A audiência pública que debaterá o projeto 14726/2025, que cria o Programa Municipal Antirracista, será realizada no próximo dia 19, a partir das 18 horas, na Câmara de Jundiaí. A iniciativa é da vereadora Mariana Janeiro(foto). A parlamentar explica que a proposta tem como objetivo promover a igualdade racial, combater o racismo e garantir ambiente inclusivo e respeito a todas as pessoas afrodescendentes de Jundiaí. “O texto busca sensibilizar as pessoas sobre a existência do nefasto preconceito racial, os impactos na vida das pessoas negras e a importância de combater esse mal que aflige nossa sociedade”, afirma Mariana. Ainda não há data para a votação em plenário do programa.

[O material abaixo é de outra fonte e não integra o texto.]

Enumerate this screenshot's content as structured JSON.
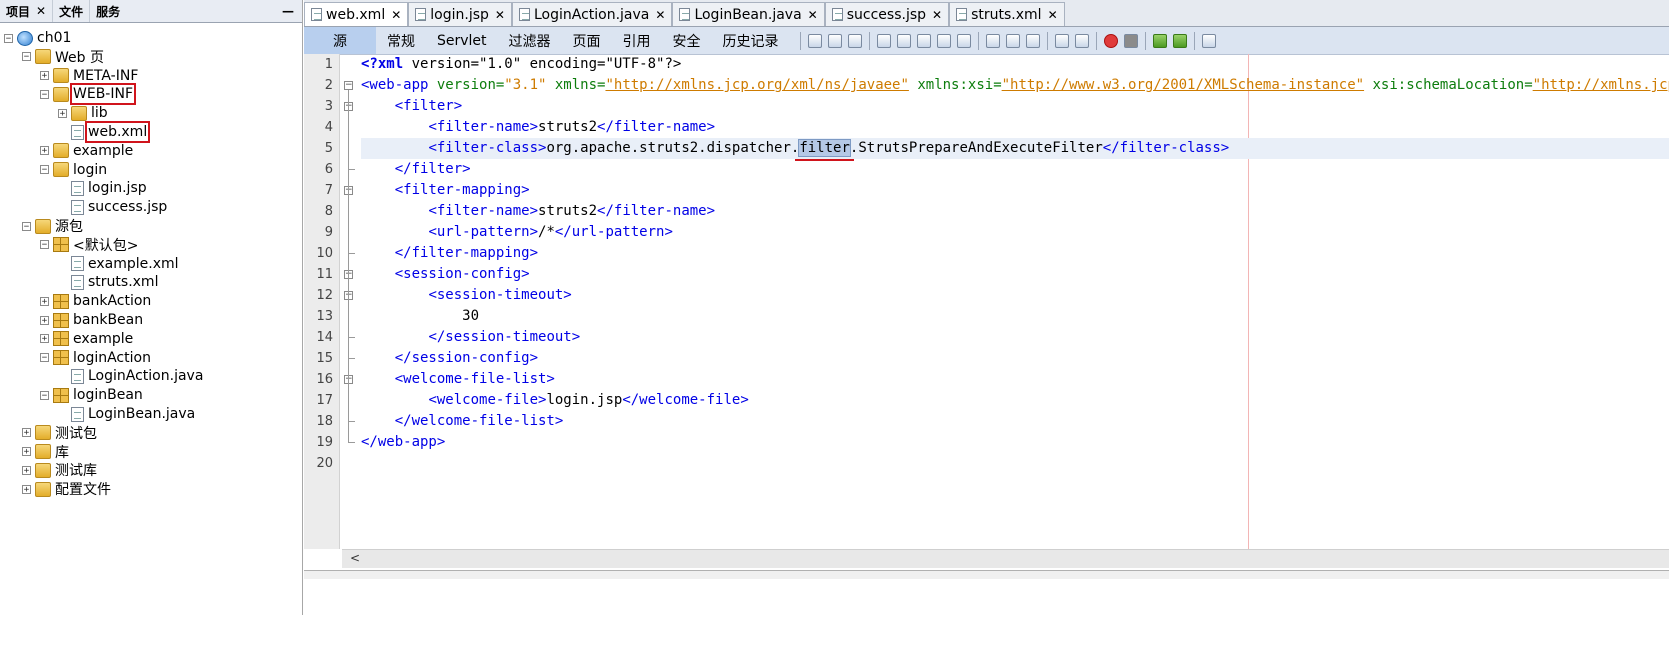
{
  "left_panel": {
    "tabs": [
      {
        "label": "项目",
        "close": "✕"
      },
      {
        "label": "文件"
      },
      {
        "label": "服务"
      }
    ],
    "minimize": "—",
    "tree": [
      {
        "label": "ch01",
        "icon": "globe-icon",
        "toggle": "−"
      },
      {
        "label": "Web 页",
        "icon": "folder-icon",
        "toggle": "−"
      },
      {
        "label": "META-INF",
        "icon": "folder-icon",
        "toggle": "+"
      },
      {
        "label": "WEB-INF",
        "icon": "folder-icon",
        "toggle": "−"
      },
      {
        "label": "lib",
        "icon": "folder-icon",
        "toggle": "+"
      },
      {
        "label": "web.xml",
        "icon": "xml-file-icon"
      },
      {
        "label": "example",
        "icon": "folder-icon",
        "toggle": "+"
      },
      {
        "label": "login",
        "icon": "folder-icon",
        "toggle": "−"
      },
      {
        "label": "login.jsp",
        "icon": "jsp-file-icon"
      },
      {
        "label": "success.jsp",
        "icon": "jsp-file-icon"
      },
      {
        "label": "源包",
        "icon": "folder-icon",
        "toggle": "−"
      },
      {
        "label": "<默认包>",
        "icon": "package-icon",
        "toggle": "−"
      },
      {
        "label": "example.xml",
        "icon": "xml-file-icon"
      },
      {
        "label": "struts.xml",
        "icon": "xml-file-icon"
      },
      {
        "label": "bankAction",
        "icon": "package-icon",
        "toggle": "+"
      },
      {
        "label": "bankBean",
        "icon": "package-icon",
        "toggle": "+"
      },
      {
        "label": "example",
        "icon": "package-icon",
        "toggle": "+"
      },
      {
        "label": "loginAction",
        "icon": "package-icon",
        "toggle": "−"
      },
      {
        "label": "LoginAction.java",
        "icon": "java-file-icon"
      },
      {
        "label": "loginBean",
        "icon": "package-icon",
        "toggle": "−"
      },
      {
        "label": "LoginBean.java",
        "icon": "java-file-icon"
      },
      {
        "label": "测试包",
        "icon": "folder-icon",
        "toggle": "+"
      },
      {
        "label": "库",
        "icon": "library-icon",
        "toggle": "+"
      },
      {
        "label": "测试库",
        "icon": "folder-icon",
        "toggle": "+"
      },
      {
        "label": "配置文件",
        "icon": "folder-icon",
        "toggle": "+"
      }
    ]
  },
  "editor": {
    "tabs": [
      {
        "label": "web.xml",
        "close": "✕"
      },
      {
        "label": "login.jsp",
        "close": "✕"
      },
      {
        "label": "LoginAction.java",
        "close": "✕"
      },
      {
        "label": "LoginBean.java",
        "close": "✕"
      },
      {
        "label": "success.jsp",
        "close": "✕"
      },
      {
        "label": "struts.xml",
        "close": "✕"
      }
    ],
    "view_tabs": [
      "源",
      "常规",
      "Servlet",
      "过滤器",
      "页面",
      "引用",
      "安全",
      "历史记录"
    ],
    "line_numbers": [
      "1",
      "2",
      "3",
      "4",
      "5",
      "6",
      "7",
      "8",
      "9",
      "10",
      "11",
      "12",
      "13",
      "14",
      "15",
      "16",
      "17",
      "18",
      "19",
      "20"
    ],
    "code": {
      "l1": {
        "pi_open": "<?xml",
        "rest": " version=\"1.0\" encoding=\"UTF-8\"?>"
      },
      "l2": {
        "tag_open": "<web-app",
        "a1": " version=",
        "v1": "\"3.1\"",
        "a2": " xmlns=",
        "v2": "\"http://xmlns.jcp.org/xml/ns/javaee\"",
        "a3": " xmlns:xsi=",
        "v3": "\"http://www.w3.org/2001/XMLSchema-instance\"",
        "a4": " xsi:schemaLocation=",
        "v4": "\"http://xmlns.jcp.org/xm"
      },
      "l3": "<filter>",
      "l4": {
        "open": "<filter-name>",
        "text": "struts2",
        "close": "</filter-name>"
      },
      "l5": {
        "open": "<filter-class>",
        "text_a": "org.apache.struts2.dispatcher",
        "dot1": ".",
        "sel": "filter",
        "dot2": ".",
        "text_b": "StrutsPrepareAndExecuteFilter",
        "close": "</filter-class>"
      },
      "l6": "</filter>",
      "l7": "<filter-mapping>",
      "l8": {
        "open": "<filter-name>",
        "text": "struts2",
        "close": "</filter-name>"
      },
      "l9": {
        "open": "<url-pattern>",
        "text": "/*",
        "close": "</url-pattern>"
      },
      "l10": "</filter-mapping>",
      "l11": "<session-config>",
      "l12": "<session-timeout>",
      "l13": "30",
      "l14": "</session-timeout>",
      "l15": "</session-config>",
      "l16": "<welcome-file-list>",
      "l17": {
        "open": "<welcome-file>",
        "text": "login.jsp",
        "close": "</welcome-file>"
      },
      "l18": "</welcome-file-list>",
      "l19": "</web-app>"
    },
    "scroll_left": "<"
  },
  "colors": {
    "tag": "#0000e6",
    "attr": "#0d7d0d",
    "value": "#ce7b00",
    "highlight": "#d0141c"
  }
}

Se a proposta for aprovada e sancionada pelo prefeito Gustavo Martinelli, o município se comprometerá com as seguintes ações de promoção da igualdade racial e combate ao racismo:
– Reforçar e aprimorar as políticas de ação afirmativa já em vigor no município, incluindo cotas em concursos públicos e a promoção da diversidade nos quadros de funcionários;
– Realização de campanhas de conscientização pública sobre o racismo e suas implicações, bem como manter a celebração do Dia da Consciência Negra;
– Oferecer letramento regular de conscientização e combate ao racismo para funcionários públicos, mesmo considerando os avanços já obtidos;
– Definir o antirracismo como um compromisso fundamental da cidade.
Já o Conselho Municipal de Participação e Desenvolvimento da Comunidade Negra de Jundiaí (CMDPCN) será ouvido na implementação do programa e deverá participar, acompanhar e avaliar a política municipal antirracista. Também será responsabilidade do CMDPCN: promoção de articulações entre secretarias para a implementação da política municipal; estimular o desenvolvimento de ações de capacitação, qualificação e requalificação das pessoas negras e trabalhar de forma articulada com os empreendedores sociais e parceiros dos Movimentos Negros e Movimentos de Mulheres Negras.
Mata Ciliar – Nesta quarta-feira(19), na Assembleia Legislativa, 19 horas, acontecerá audiência pública para discutir a situação da ONG Mata Ciliar, de Jundiaí. Desde 2021, a Mata Ciliar e a VOA-SP, concessionária que administra o aeroporto local, brigam judicialmente. A VOA moveu ação de reintegração de posse contra a ONG, alegando que uma parte do terreno de três hectares, ocupada pela instituição, pertence à área do aeroporto. A associação alega que ocupa a área há mais de 25 anos e que a remoção de sua estrutura comprometeria o trabalho de reabilitação de mais de 1.500 animais silvestres que estão no local.
Segundo os organizadores, “neste ano mais de 5 mil animais silvestres foram resgatados pela equipe. A Mata Ciliar abriga o maior banco genético de felídeos do Brasil e é referência global em reprodução de espécies ameaçadas em laboratório. O impasse jurídico pode ser resolvido com um acordo entre o Governo do Estado e o aeroporto estadual concedido, garantindo a permanência da instituição”. Para eles, a audiência é uma oportunidade fundamental para pressionar, sensibilizar deputados e proteger um dos maiores patrimônios ambientais do país.